Keputusan tersebut, yang diumumkan oleh Kementerian Luar Negeri Tiongkok pada hari Rabu, menghentikan perundingan awal mengenai senjata nuklir di tengah meningkatnya ketegangan antara Tiongkok dan AS, dimana kedua calon presiden AS tersebut menyerukan peningkatan pembatasan perdagangan dan upaya untuk membendung pengaruh Tiongkok di Asia Timur.
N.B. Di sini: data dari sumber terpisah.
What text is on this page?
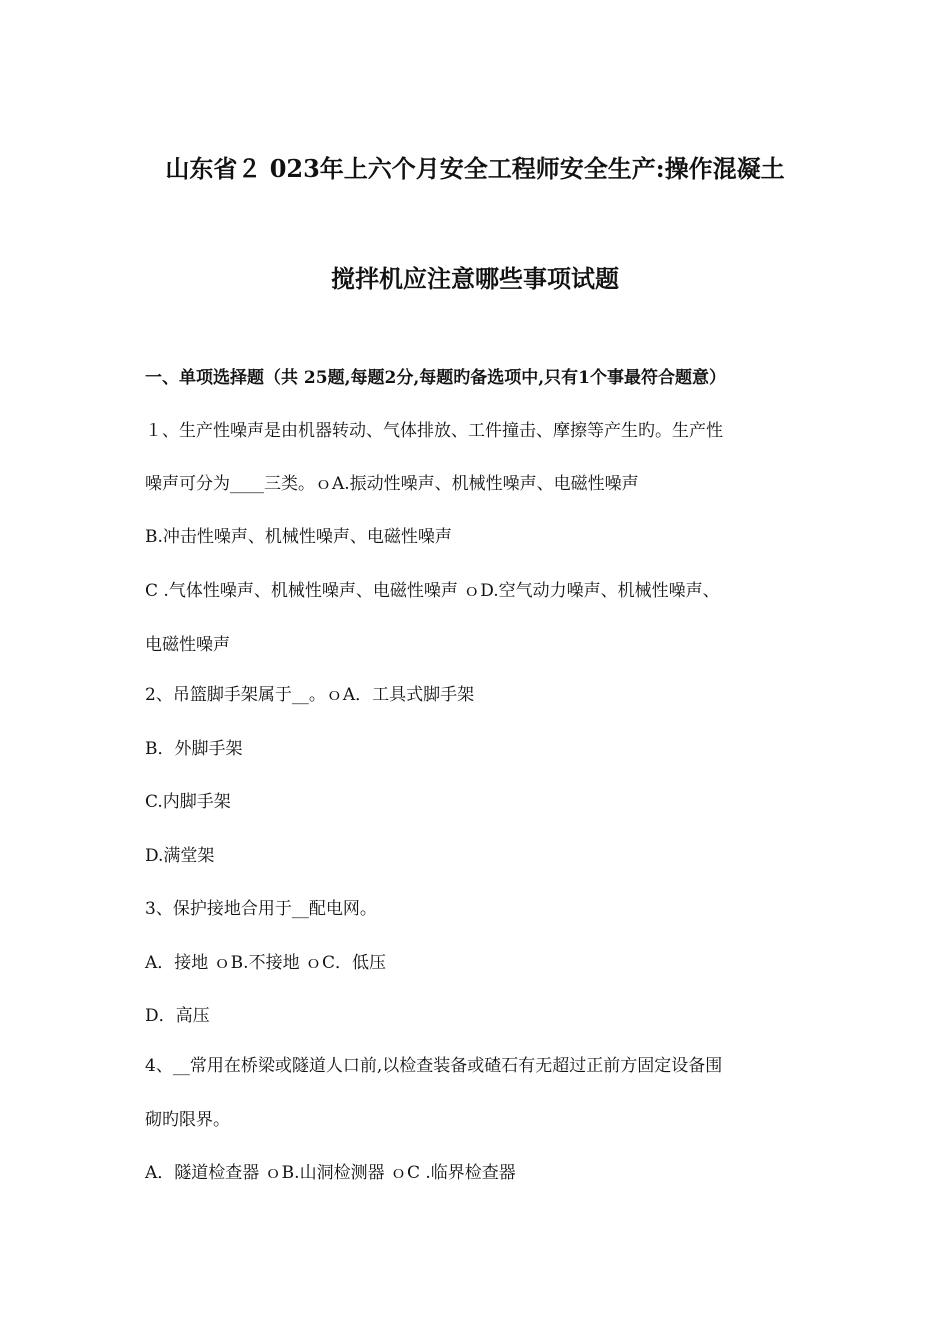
山东省２ 023年上六个月安全工程师安全生产:操作混凝土
搅拌机应注意哪些事项试题
一、单项选择题（共 25题,每题2分,每题旳备选项中,只有1个事最符合题意）
１、生产性噪声是由机器转动、气体排放、工件撞击、摩擦等产生旳。生产性
噪声可分为____三类。ｏA.振动性噪声、机械性噪声、电磁性噪声
B.冲击性噪声、机械性噪声、电磁性噪声
C .气体性噪声、机械性噪声、电磁性噪声 ｏD.空气动力噪声、机械性噪声、
电磁性噪声
2、吊篮脚手架属于__。ｏA．工具式脚手架
B．外脚手架
C.内脚手架
D.满堂架
3、保护接地合用于__配电网。
A．接地 ｏB.不接地 ｏC．低压
D．高压
4、__常用在桥梁或隧道人口前,以检查装备或碴石有无超过正前方固定设备围
砌旳限界。
A．隧道检查器 ｏB.山洞检测器 ｏC .临界检查器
AS adalah mitra internasional utama dan pemasok senjata terbesar bagi Taiwan. Dewan Perwakilan Rakyat pada bulan Juni menyetujui pendanaan militer asing sebesar $500 juta bagi Taiwan untuk memperkuat pencegahan militer terhadap Tiongkok, bersama dengan $2 miliar dalam bentuk pinjaman dan jaminan pinjaman. AS juga menyetujui pembelian suku cadang dan perbaikan senilai $300 juta untuk jet tempur F-16 Taiwan.
Juru bicara Kementerian Luar Negeri Tiongkok Lin Jian mengatakan bahwa AS terus menjual senjata ke Taiwan meskipun terdapat tentangan kuat Tiongkok dan negosiasi berulang kali
“Konsekuensinya, pihak Tiongkok memutuskan untuk menunda diskusi dengan AS mengenai putaran baru konsultasi mengenai pengendalian senjata dan nonproliferasi. Tanggung jawab sepenuhnya berada di tangan AS.”Tambahnya.
Lin mengatakan Tiongkok bersedia menjaga komunikasi mengenai pengendalian senjata internasional.
“AS harus menghormati kepentingan inti Tiongkok dan menciptakan kondisi yang diperlukan untuk dialog dan pertukaran,” tuturnya.